Once I had that working, I was able to get the code working on the LGT8F328P. I eventually noticed, though, that my slaves are back to spontaneously restarting every half hour or so, so I'll probably have to end up fixing that problem however I fixed it back when it was happening at the cabin. Before that, though, I would like to be able to include a configurable string parser on the slave so I can use it to retrieve data from logs arriving via serial. If I can get that working, all the special functionality of the SolArk Copilot (and similar devices) could be offloaded to the slave. That's kind of a big ask for an eight bit microcontroller, but my extremely elaborate slave code only occupies 22% of the flash and about half of the RAM on an Atmega328.
This evening while Gretchen was off at guitar practice and pilates, I used a new mid-sized pot (which I'd used last night to make the burnt rubber soup) to make spaghetti. The new pot has a clip-on strainer whose clips apparently need to be bent out a little.

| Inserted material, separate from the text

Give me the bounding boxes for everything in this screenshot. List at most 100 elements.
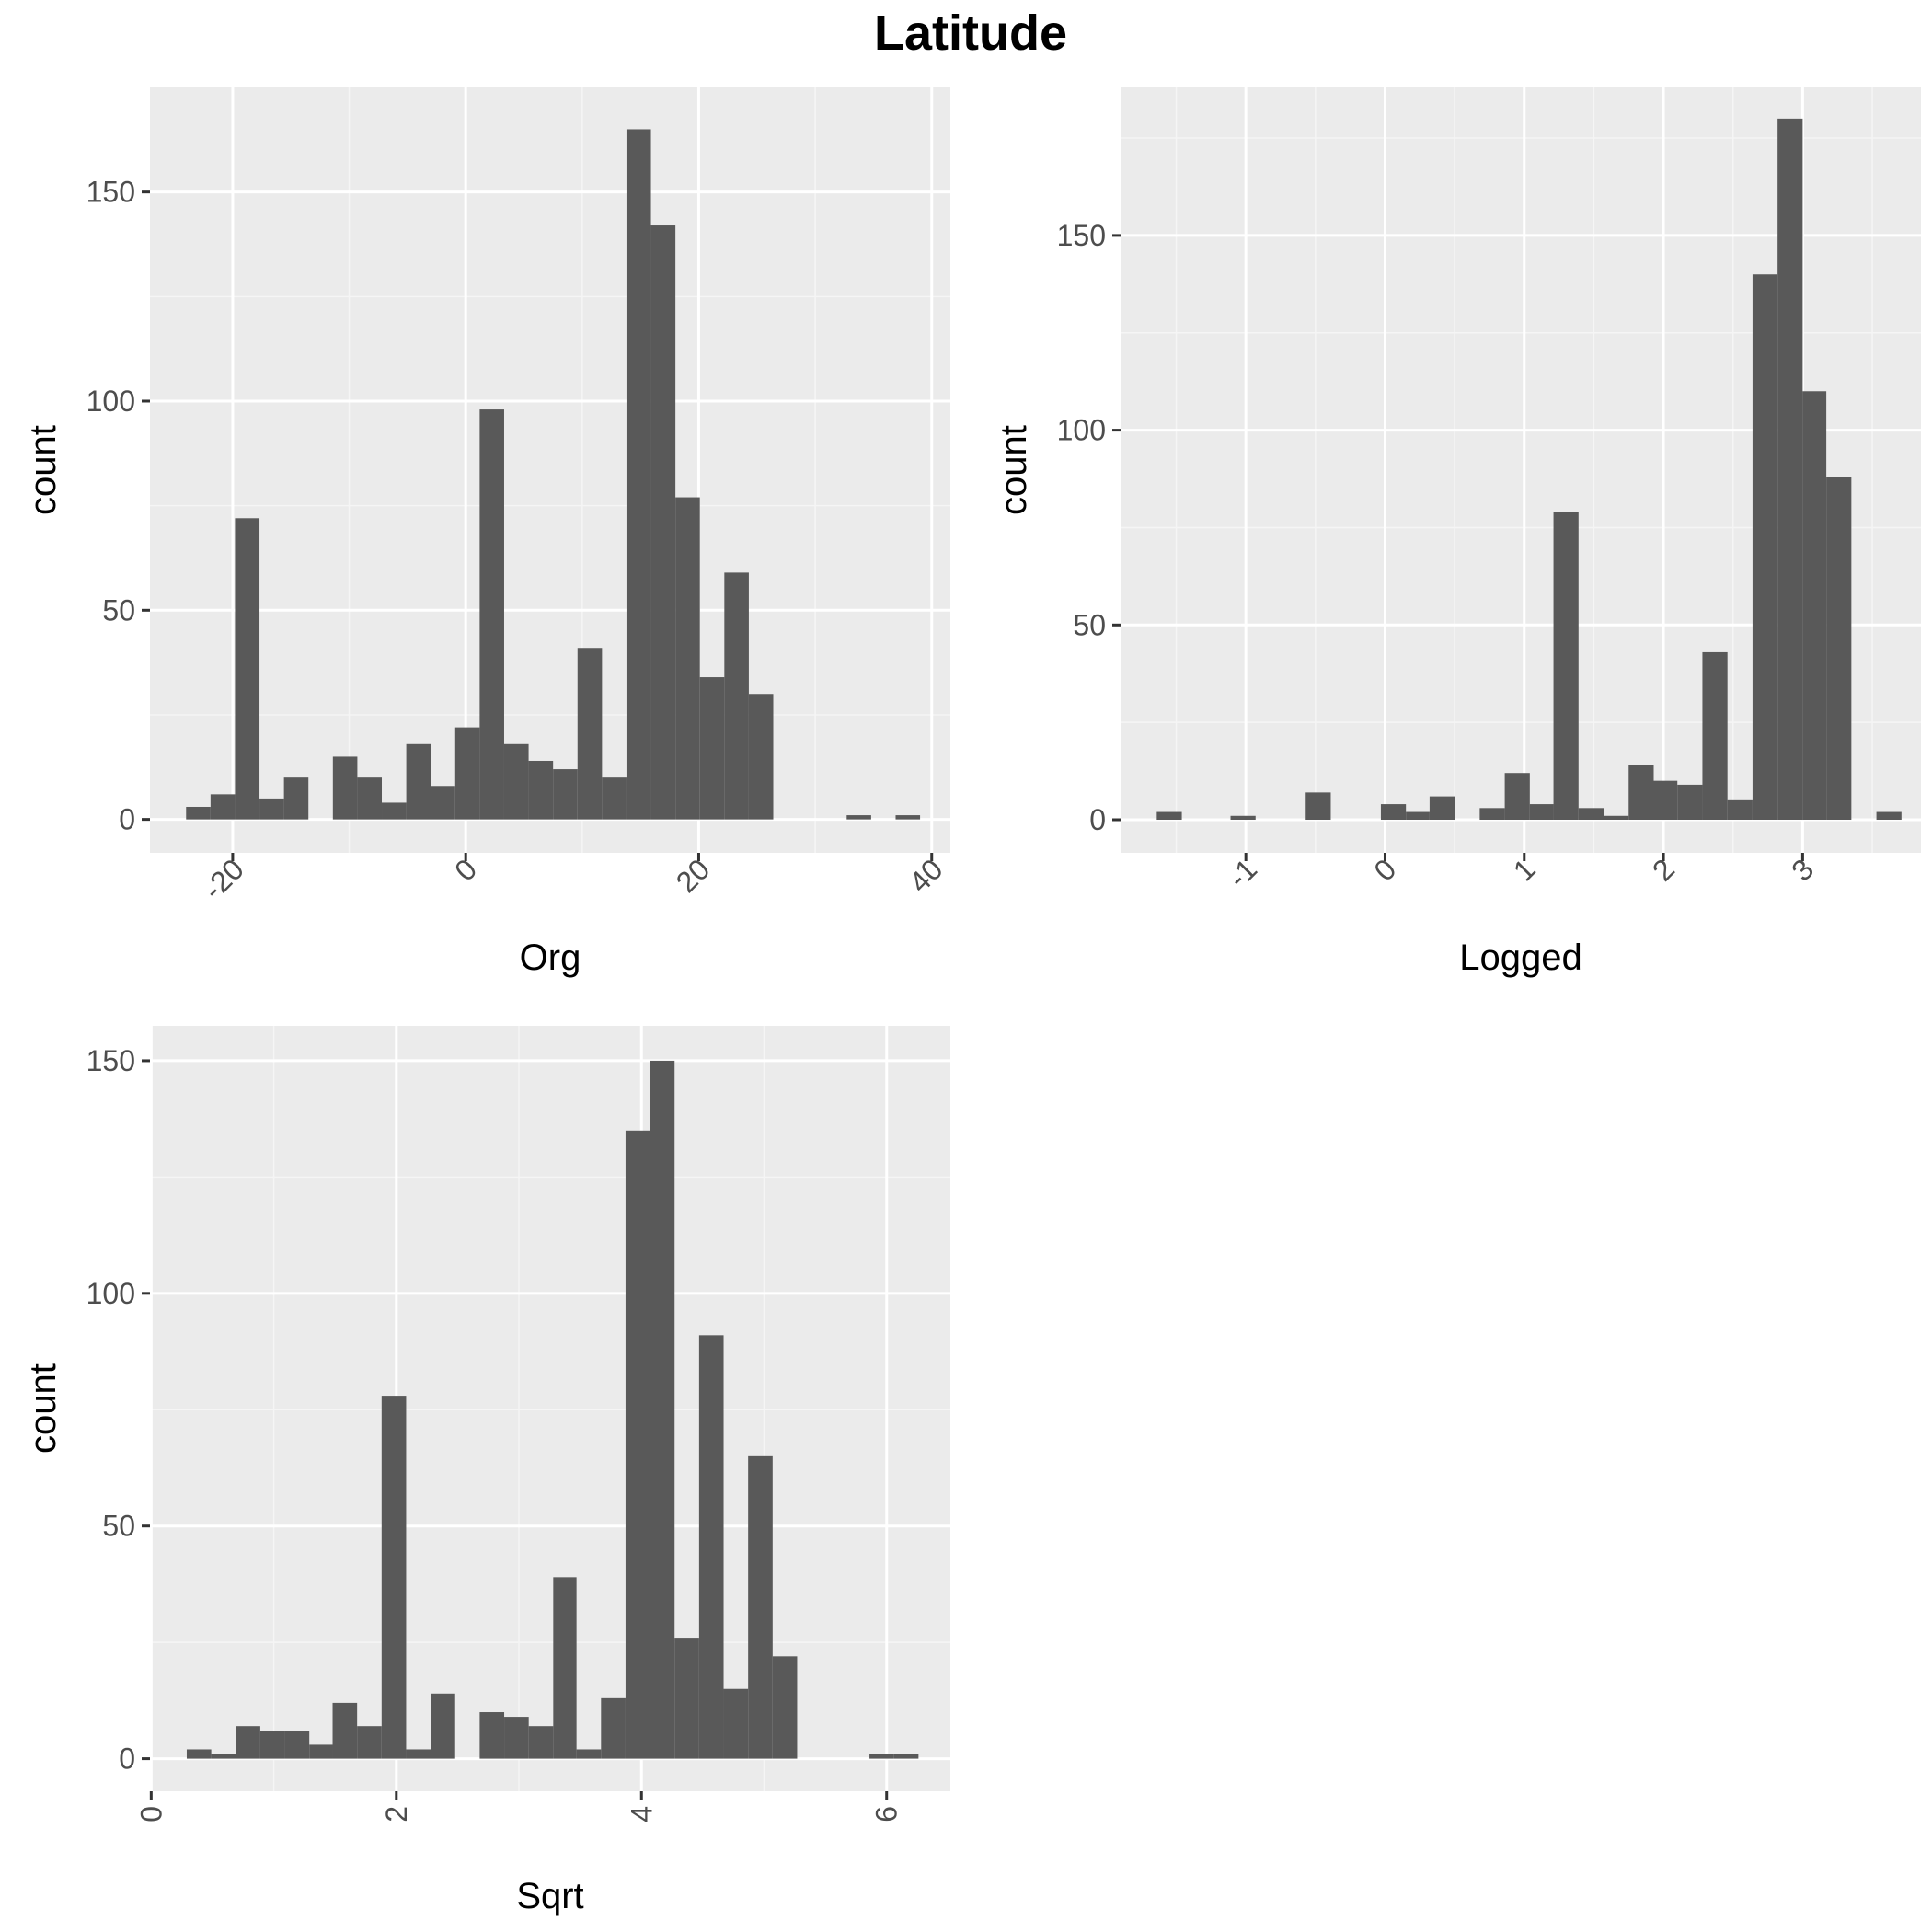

I'd taken 120 mg of psuedoephedrine at around noon today, so I was very excited to be able to take diphenhydramine this evening and have that lingering feeling of wanting to stay up. I was feeling a little sleepy after drinking a beer, but sure enough, once the diphenhydramine kicked in, I was in that wonderful state. I was feeling a little ambitious in this state, and let ChatGPT refactor a complex ESP8266 function called sendRemoteData() that does all the work of communicating with the backend Apache server and deciding what to do with the results. This function had been taking six seconds to do its thing, and ChatGPT managed to get it down to a second. That still didn't fix a reliability problem I was having with using the ESP8266's serial port to send commands, but the time savings was great, because the ESP8266 in my system spends about 95% of its time in that function.